Welcome to the guide for utilizing the Phi-3 Portuguese Tom Cat 4K Instruct Model. This powerful text generation model, trained with a superset of 300,000 instructions in Portuguese, aims to bridge the gap in models available for the Portuguese language. Let’s delve into how you can harness its capabilities!
Getting Started
Before using the Phi-3 model, ensure you have the following installed on your system:
- Transformers Library
- Accelerate Library
- BitsAndBytes Library
You can install these dependencies by running the following commands:
python
!pip install -q -U transformers
!pip install -q -U accelerate
!pip install -q -U bitsandbytes
Loading the Model
The process of loading the model can be compared to setting up a high-performance racing car; you need to ensure every component is properly in place to achieve optimal speed and efficiency.
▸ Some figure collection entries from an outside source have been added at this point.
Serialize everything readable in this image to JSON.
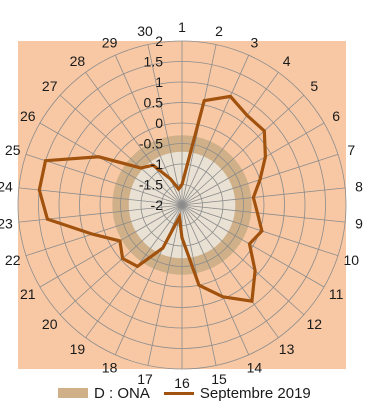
{
  "chart_data": {
    "type": "radar",
    "categories": [
      "1",
      "2",
      "3",
      "4",
      "5",
      "6",
      "7",
      "8",
      "9",
      "10",
      "11",
      "12",
      "13",
      "14",
      "15",
      "16",
      "17",
      "18",
      "19",
      "20",
      "21",
      "22",
      "23",
      "24",
      "25",
      "26",
      "27",
      "28",
      "29",
      "30"
    ],
    "radial_ticks": [
      "-2",
      "-1.5",
      "-1",
      "-0.5",
      "0",
      "0.5",
      "1",
      "1.5",
      "2"
    ],
    "rlim": [
      -2,
      2
    ],
    "grid": true,
    "legend_position": "bottom",
    "band": {
      "name": "D : ONA",
      "outer_fill_color": "#f8c8a4",
      "band_color": "#cfb088",
      "inner_fill_color": "#e9e1d4",
      "outer_bound": 2,
      "band_min": -0.7,
      "band_max": -0.3
    },
    "series": [
      {
        "name": "Septembre 2019",
        "color": "#a0520e",
        "values": [
          -1.5,
          0.6,
          0.9,
          0.7,
          0.7,
          0.35,
          0.0,
          -0.25,
          -0.15,
          0.05,
          -0.1,
          0.4,
          0.9,
          0.45,
          0.0,
          -1.2,
          -1.7,
          -0.85,
          -0.15,
          -0.05,
          -0.25,
          0.3,
          1.3,
          1.5,
          1.5,
          0.35,
          -0.65,
          -0.8,
          -1.3,
          -1.6
        ]
      }
    ]
  }
}
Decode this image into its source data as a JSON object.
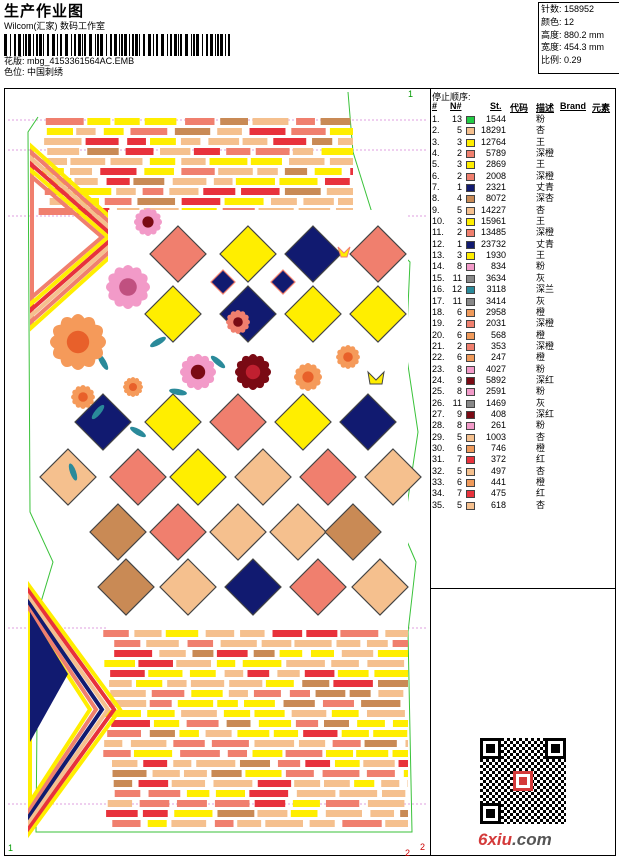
{
  "header": {
    "title": "生产作业图",
    "company": "Wilcom(汇家) 数码工作室",
    "pattern_label": "花版:",
    "pattern_value": "mbg_4153361564AC.EMB",
    "color_label": "色位:",
    "color_value": "中国刺绣"
  },
  "stats": [
    {
      "label": "针数:",
      "value": "158952"
    },
    {
      "label": "颜色:",
      "value": "12"
    },
    {
      "label": "高度:",
      "value": "880.2 mm"
    },
    {
      "label": "宽度:",
      "value": "454.3 mm"
    },
    {
      "label": "比例:",
      "value": "0.29"
    }
  ],
  "table": {
    "title": "停止顺序:",
    "columns": [
      "#",
      "N#",
      "St.",
      "代码",
      "描述",
      "Brand",
      "元素"
    ],
    "rows": [
      {
        "idx": "1.",
        "n": "13",
        "st": "1544",
        "desc": "粉",
        "color": "#22cc44"
      },
      {
        "idx": "2.",
        "n": "5",
        "st": "18291",
        "desc": "杏",
        "color": "#f5c08e"
      },
      {
        "idx": "3.",
        "n": "3",
        "st": "12764",
        "desc": "王",
        "color": "#ffee00"
      },
      {
        "idx": "4.",
        "n": "2",
        "st": "5789",
        "desc": "深橙",
        "color": "#f07f6e"
      },
      {
        "idx": "5.",
        "n": "3",
        "st": "2869",
        "desc": "王",
        "color": "#ffee00"
      },
      {
        "idx": "6.",
        "n": "2",
        "st": "2008",
        "desc": "深橙",
        "color": "#f07f6e"
      },
      {
        "idx": "7.",
        "n": "1",
        "st": "2321",
        "desc": "丈青",
        "color": "#111a70"
      },
      {
        "idx": "8.",
        "n": "4",
        "st": "8072",
        "desc": "深杏",
        "color": "#c98a55"
      },
      {
        "idx": "9.",
        "n": "5",
        "st": "14227",
        "desc": "杏",
        "color": "#f5c08e"
      },
      {
        "idx": "10.",
        "n": "3",
        "st": "15961",
        "desc": "王",
        "color": "#ffee00"
      },
      {
        "idx": "11.",
        "n": "2",
        "st": "13485",
        "desc": "深橙",
        "color": "#f07f6e"
      },
      {
        "idx": "12.",
        "n": "1",
        "st": "23732",
        "desc": "丈青",
        "color": "#111a70"
      },
      {
        "idx": "13.",
        "n": "3",
        "st": "1930",
        "desc": "王",
        "color": "#ffee00"
      },
      {
        "idx": "14.",
        "n": "8",
        "st": "834",
        "desc": "粉",
        "color": "#f29ac8"
      },
      {
        "idx": "15.",
        "n": "11",
        "st": "3634",
        "desc": "灰",
        "color": "#888888"
      },
      {
        "idx": "16.",
        "n": "12",
        "st": "3118",
        "desc": "深兰",
        "color": "#2a8a9a"
      },
      {
        "idx": "17.",
        "n": "11",
        "st": "3414",
        "desc": "灰",
        "color": "#888888"
      },
      {
        "idx": "18.",
        "n": "6",
        "st": "2958",
        "desc": "橙",
        "color": "#f09a5a"
      },
      {
        "idx": "19.",
        "n": "2",
        "st": "2031",
        "desc": "深橙",
        "color": "#f07f6e"
      },
      {
        "idx": "20.",
        "n": "6",
        "st": "568",
        "desc": "橙",
        "color": "#f09a5a"
      },
      {
        "idx": "21.",
        "n": "2",
        "st": "353",
        "desc": "深橙",
        "color": "#f07f6e"
      },
      {
        "idx": "22.",
        "n": "6",
        "st": "247",
        "desc": "橙",
        "color": "#f09a5a"
      },
      {
        "idx": "23.",
        "n": "8",
        "st": "4027",
        "desc": "粉",
        "color": "#f29ac8"
      },
      {
        "idx": "24.",
        "n": "9",
        "st": "5892",
        "desc": "深红",
        "color": "#7a0a14"
      },
      {
        "idx": "25.",
        "n": "8",
        "st": "2591",
        "desc": "粉",
        "color": "#f29ac8"
      },
      {
        "idx": "26.",
        "n": "11",
        "st": "1469",
        "desc": "灰",
        "color": "#888888"
      },
      {
        "idx": "27.",
        "n": "9",
        "st": "408",
        "desc": "深红",
        "color": "#7a0a14"
      },
      {
        "idx": "28.",
        "n": "8",
        "st": "261",
        "desc": "粉",
        "color": "#f29ac8"
      },
      {
        "idx": "29.",
        "n": "5",
        "st": "1003",
        "desc": "杏",
        "color": "#f5c08e"
      },
      {
        "idx": "30.",
        "n": "6",
        "st": "746",
        "desc": "橙",
        "color": "#f09a5a"
      },
      {
        "idx": "31.",
        "n": "7",
        "st": "372",
        "desc": "红",
        "color": "#e8323c"
      },
      {
        "idx": "32.",
        "n": "5",
        "st": "497",
        "desc": "杏",
        "color": "#f5c08e"
      },
      {
        "idx": "33.",
        "n": "6",
        "st": "441",
        "desc": "橙",
        "color": "#f09a5a"
      },
      {
        "idx": "34.",
        "n": "7",
        "st": "475",
        "desc": "红",
        "color": "#e8323c"
      },
      {
        "idx": "35.",
        "n": "5",
        "st": "618",
        "desc": "杏",
        "color": "#f5c08e"
      }
    ]
  },
  "frame": {
    "corner_tl": "1",
    "corner_tr": "1",
    "corner_bl": "1",
    "corner_br_a": "2",
    "corner_br_b": "2"
  },
  "watermark": {
    "brand": "6xiu",
    "suffix": ".com"
  },
  "palette": {
    "navy": "#111a70",
    "yellow": "#ffee00",
    "coral": "#f07f6e",
    "peach": "#f5c08e",
    "tan": "#c98a55",
    "red": "#e8323c",
    "white": "#ffffff"
  }
}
In this analogy:
- The model is your racing car.
- The tokenizer is like your gear shift, enabling the model to understand and generate language smoothly.
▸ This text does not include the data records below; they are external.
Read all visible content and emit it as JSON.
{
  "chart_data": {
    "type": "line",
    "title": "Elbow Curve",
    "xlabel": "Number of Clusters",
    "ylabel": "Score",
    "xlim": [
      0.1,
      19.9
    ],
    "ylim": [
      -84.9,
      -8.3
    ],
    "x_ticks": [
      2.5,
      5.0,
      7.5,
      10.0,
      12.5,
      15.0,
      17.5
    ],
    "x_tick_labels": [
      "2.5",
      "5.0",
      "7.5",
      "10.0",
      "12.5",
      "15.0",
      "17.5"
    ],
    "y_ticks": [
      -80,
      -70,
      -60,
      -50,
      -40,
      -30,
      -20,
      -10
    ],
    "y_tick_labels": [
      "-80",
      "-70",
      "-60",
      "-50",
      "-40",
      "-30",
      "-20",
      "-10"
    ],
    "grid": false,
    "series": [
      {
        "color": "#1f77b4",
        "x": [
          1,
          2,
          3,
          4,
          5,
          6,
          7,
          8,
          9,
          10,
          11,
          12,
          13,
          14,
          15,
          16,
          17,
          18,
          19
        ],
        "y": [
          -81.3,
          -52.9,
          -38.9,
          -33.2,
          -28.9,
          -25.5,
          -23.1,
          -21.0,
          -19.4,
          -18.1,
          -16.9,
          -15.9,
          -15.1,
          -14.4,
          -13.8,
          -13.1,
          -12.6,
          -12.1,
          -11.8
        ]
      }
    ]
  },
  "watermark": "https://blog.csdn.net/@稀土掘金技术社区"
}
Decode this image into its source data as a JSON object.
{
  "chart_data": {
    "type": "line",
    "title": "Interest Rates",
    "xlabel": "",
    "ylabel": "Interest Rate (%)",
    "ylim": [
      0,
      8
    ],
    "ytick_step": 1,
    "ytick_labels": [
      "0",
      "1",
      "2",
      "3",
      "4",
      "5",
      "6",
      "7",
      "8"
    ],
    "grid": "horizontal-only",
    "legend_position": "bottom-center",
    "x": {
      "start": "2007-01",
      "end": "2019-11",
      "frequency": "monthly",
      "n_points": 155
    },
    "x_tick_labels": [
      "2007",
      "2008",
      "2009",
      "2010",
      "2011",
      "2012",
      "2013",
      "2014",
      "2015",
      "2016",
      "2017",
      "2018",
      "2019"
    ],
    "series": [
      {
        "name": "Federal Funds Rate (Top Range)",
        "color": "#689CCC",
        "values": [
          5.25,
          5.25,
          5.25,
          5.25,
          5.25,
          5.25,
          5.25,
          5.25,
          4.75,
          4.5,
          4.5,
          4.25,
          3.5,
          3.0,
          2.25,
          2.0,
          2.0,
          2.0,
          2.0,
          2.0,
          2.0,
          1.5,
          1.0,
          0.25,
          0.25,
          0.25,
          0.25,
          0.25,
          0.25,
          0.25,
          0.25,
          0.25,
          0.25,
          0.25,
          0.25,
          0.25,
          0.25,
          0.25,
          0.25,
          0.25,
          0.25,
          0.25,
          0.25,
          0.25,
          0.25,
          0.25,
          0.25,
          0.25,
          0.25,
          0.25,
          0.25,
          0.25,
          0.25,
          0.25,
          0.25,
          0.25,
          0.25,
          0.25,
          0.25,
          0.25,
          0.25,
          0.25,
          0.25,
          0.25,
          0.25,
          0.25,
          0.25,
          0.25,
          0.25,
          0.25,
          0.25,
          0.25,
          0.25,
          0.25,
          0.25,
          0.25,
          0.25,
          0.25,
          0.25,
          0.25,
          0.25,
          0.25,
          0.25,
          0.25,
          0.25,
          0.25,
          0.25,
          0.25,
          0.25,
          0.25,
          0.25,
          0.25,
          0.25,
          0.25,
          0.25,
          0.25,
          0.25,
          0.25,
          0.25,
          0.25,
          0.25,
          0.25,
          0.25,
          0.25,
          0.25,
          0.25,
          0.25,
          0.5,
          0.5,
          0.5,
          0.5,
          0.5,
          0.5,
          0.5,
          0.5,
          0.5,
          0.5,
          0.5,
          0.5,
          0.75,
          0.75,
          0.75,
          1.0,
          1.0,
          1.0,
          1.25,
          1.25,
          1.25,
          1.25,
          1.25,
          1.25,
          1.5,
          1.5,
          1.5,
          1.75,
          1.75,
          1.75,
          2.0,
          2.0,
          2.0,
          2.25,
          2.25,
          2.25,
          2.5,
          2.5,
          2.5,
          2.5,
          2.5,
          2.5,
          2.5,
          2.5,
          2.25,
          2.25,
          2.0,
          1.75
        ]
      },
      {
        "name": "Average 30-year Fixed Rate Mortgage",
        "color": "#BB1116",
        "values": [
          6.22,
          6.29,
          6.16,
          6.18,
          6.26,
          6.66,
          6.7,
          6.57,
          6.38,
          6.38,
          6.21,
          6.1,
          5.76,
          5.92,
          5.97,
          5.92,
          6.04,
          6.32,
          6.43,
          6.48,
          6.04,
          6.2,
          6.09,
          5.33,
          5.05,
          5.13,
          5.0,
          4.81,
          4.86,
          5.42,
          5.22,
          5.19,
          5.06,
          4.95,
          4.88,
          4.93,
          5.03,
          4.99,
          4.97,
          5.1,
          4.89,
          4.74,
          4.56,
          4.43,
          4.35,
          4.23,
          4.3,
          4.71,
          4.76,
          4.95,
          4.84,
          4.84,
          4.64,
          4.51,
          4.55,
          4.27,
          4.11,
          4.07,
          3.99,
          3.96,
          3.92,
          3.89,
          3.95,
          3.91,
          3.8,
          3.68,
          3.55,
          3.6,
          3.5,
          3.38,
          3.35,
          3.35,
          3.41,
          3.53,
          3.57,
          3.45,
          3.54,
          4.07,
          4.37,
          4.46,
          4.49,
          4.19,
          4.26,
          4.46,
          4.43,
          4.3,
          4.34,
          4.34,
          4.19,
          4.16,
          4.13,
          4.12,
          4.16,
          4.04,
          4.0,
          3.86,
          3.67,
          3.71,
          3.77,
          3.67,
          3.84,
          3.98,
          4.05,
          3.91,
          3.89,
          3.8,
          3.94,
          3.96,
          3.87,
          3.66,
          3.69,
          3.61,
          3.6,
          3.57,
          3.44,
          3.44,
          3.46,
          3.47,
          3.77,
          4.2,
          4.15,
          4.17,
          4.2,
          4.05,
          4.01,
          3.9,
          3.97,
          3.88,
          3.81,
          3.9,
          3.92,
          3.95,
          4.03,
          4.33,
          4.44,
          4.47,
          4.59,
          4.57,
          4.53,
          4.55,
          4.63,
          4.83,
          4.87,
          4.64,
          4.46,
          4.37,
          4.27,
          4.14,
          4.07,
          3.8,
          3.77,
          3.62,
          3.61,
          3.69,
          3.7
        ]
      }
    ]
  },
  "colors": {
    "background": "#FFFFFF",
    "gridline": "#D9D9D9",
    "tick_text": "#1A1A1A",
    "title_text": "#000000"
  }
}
Here’s how to load the Phi-3 model:
python
from transformers import AutoModelForCausalLM, AutoTokenizer
# Load the model and tokenizer
model = AutoModelForCausalLM.from_pretrained('rhaymisonphi-3-portuguese-tom-cat-4k-instruct', device_map=':0')
tokenizer = AutoTokenizer.from_pretrained('rhaymisonphi-3-portuguese-tom-cat-4k-instruct')
model.eval()
Using the Model
After successfully loading the model, it’s time to get it to produce text—think of it as firing up your racing car’s engine and getting it on the track!
python
from transformers import pipeline
# Create a text generation pipeline
pipe = pipeline(
"text-generation",
model=model,
tokenizer=tokenizer,
do_sample=True,
max_new_tokens=512,
num_beams=2,
temperature=0.3,
top_k=50,
top_p=0.95,
early_stopping=True,
pad_token_id=tokenizer.eos_token_id,
)
# Create a function to format prompts
def format_template(question: str):
system_prompt = "Abaixo está uma instrução que descreve uma tarefa, juntamente com uma entrada que fornece mais contexto. Escreva uma resposta que complete adequadamente o pedido."
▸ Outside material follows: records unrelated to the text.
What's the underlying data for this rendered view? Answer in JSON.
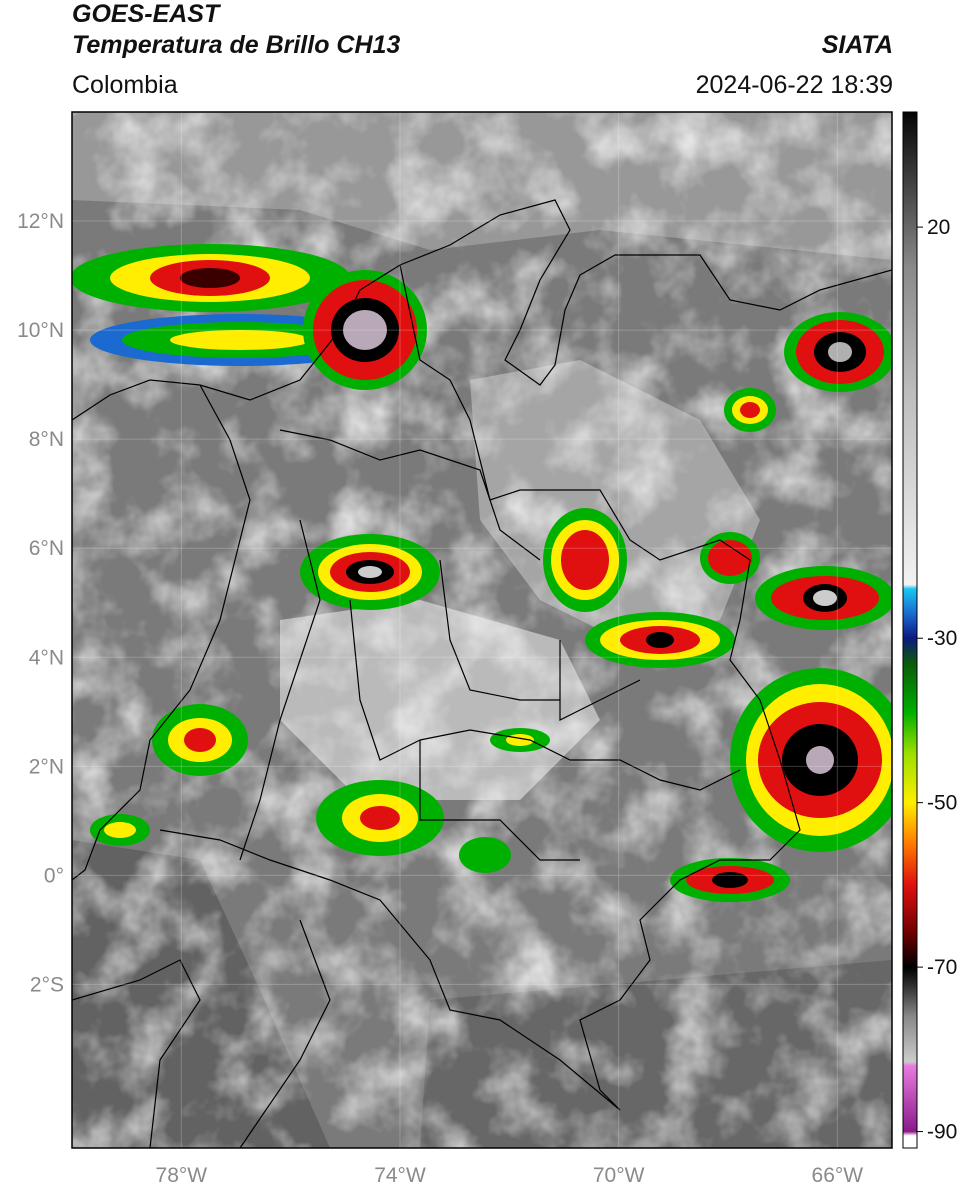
{
  "header": {
    "satellite": "GOES-EAST",
    "product": "Temperatura de Brillo CH13",
    "organization": "SIATA",
    "region": "Colombia",
    "datetime": "2024-06-22 18:39"
  },
  "map": {
    "lon_range": [
      -80,
      -65
    ],
    "lat_range": [
      -5,
      14
    ],
    "lat_ticks": [
      {
        "value": 12,
        "label": "12°N"
      },
      {
        "value": 10,
        "label": "10°N"
      },
      {
        "value": 8,
        "label": "8°N"
      },
      {
        "value": 6,
        "label": "6°N"
      },
      {
        "value": 4,
        "label": "4°N"
      },
      {
        "value": 2,
        "label": "2°N"
      },
      {
        "value": 0,
        "label": "0°"
      },
      {
        "value": -2,
        "label": "2°S"
      }
    ],
    "lon_ticks": [
      {
        "value": -78,
        "label": "78°W"
      },
      {
        "value": -74,
        "label": "74°W"
      },
      {
        "value": -70,
        "label": "70°W"
      },
      {
        "value": -66,
        "label": "66°W"
      }
    ],
    "gridlines": true
  },
  "colorbar": {
    "range": [
      -92,
      34
    ],
    "ticks": [
      {
        "value": 20,
        "label": "20"
      },
      {
        "value": -30,
        "label": "-30"
      },
      {
        "value": -50,
        "label": "-50"
      },
      {
        "value": -70,
        "label": "-70"
      },
      {
        "value": -90,
        "label": "-90"
      }
    ],
    "stops": [
      {
        "value": -92,
        "color": "#ffffff"
      },
      {
        "value": -90.5,
        "color": "#ffffff"
      },
      {
        "value": -90,
        "color": "#8a1a8a"
      },
      {
        "value": -82,
        "color": "#e87be0"
      },
      {
        "value": -81.5,
        "color": "#cccccc"
      },
      {
        "value": -76,
        "color": "#888888"
      },
      {
        "value": -72,
        "color": "#2a2a2a"
      },
      {
        "value": -70,
        "color": "#000000"
      },
      {
        "value": -66,
        "color": "#6b0000"
      },
      {
        "value": -60,
        "color": "#e01010"
      },
      {
        "value": -55,
        "color": "#ff7a00"
      },
      {
        "value": -50,
        "color": "#ffee00"
      },
      {
        "value": -44,
        "color": "#9be000"
      },
      {
        "value": -39,
        "color": "#00b000"
      },
      {
        "value": -33,
        "color": "#0a5a0a"
      },
      {
        "value": -30,
        "color": "#0a1a80"
      },
      {
        "value": -27,
        "color": "#1a6ad0"
      },
      {
        "value": -24,
        "color": "#18c8f0"
      },
      {
        "value": -23.5,
        "color": "#f2f2f2"
      },
      {
        "value": 0,
        "color": "#bdbdbd"
      },
      {
        "value": 15,
        "color": "#8a8a8a"
      },
      {
        "value": 34,
        "color": "#050505"
      }
    ]
  }
}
return f"{system_prompt}\n\nUsuário: {question}\nAssistente:"
# Generate a response
question = format_template("É possível ir de carro dos Estados Unidos até o Japão?")
response = pipe(question)
print(response)
Troubleshooting Common Issues
While using the Phi-3 model, you may encounter some common issues, just like a race car driver might face during a race. Here are some solutions:
- Out of Memory (CUDA error): If you face a memory problem, consider using 4-bit or 8-bit quantization.
- Performance Issues: Make sure that you are using the correct model based on your hardware capabilities (A100 for full model, T4 for 4-bit, and L4 for 8-bit).
- Inconsistent Output: Ensure that your prompts are clear and contain verbs to guide the model effectively.
For more insights, updates, or to collaborate on AI development projects, stay connected with fxis.ai.
Conclusion
The Phi-3 Portuguese Tom Cat model offers impressive text generation capabilities, essential for bridging linguistic gaps. By following the steps outlined in this blog, you can efficiently deploy the model for various applications in the Portuguese language.
At fxis.ai, we believe that such advancements are crucial for the future of AI, as they enable more comprehensive and effective solutions. Our team is continually exploring new methodologies to push the envelope in artificial intelligence, ensuring that our clients benefit from the latest technological innovations.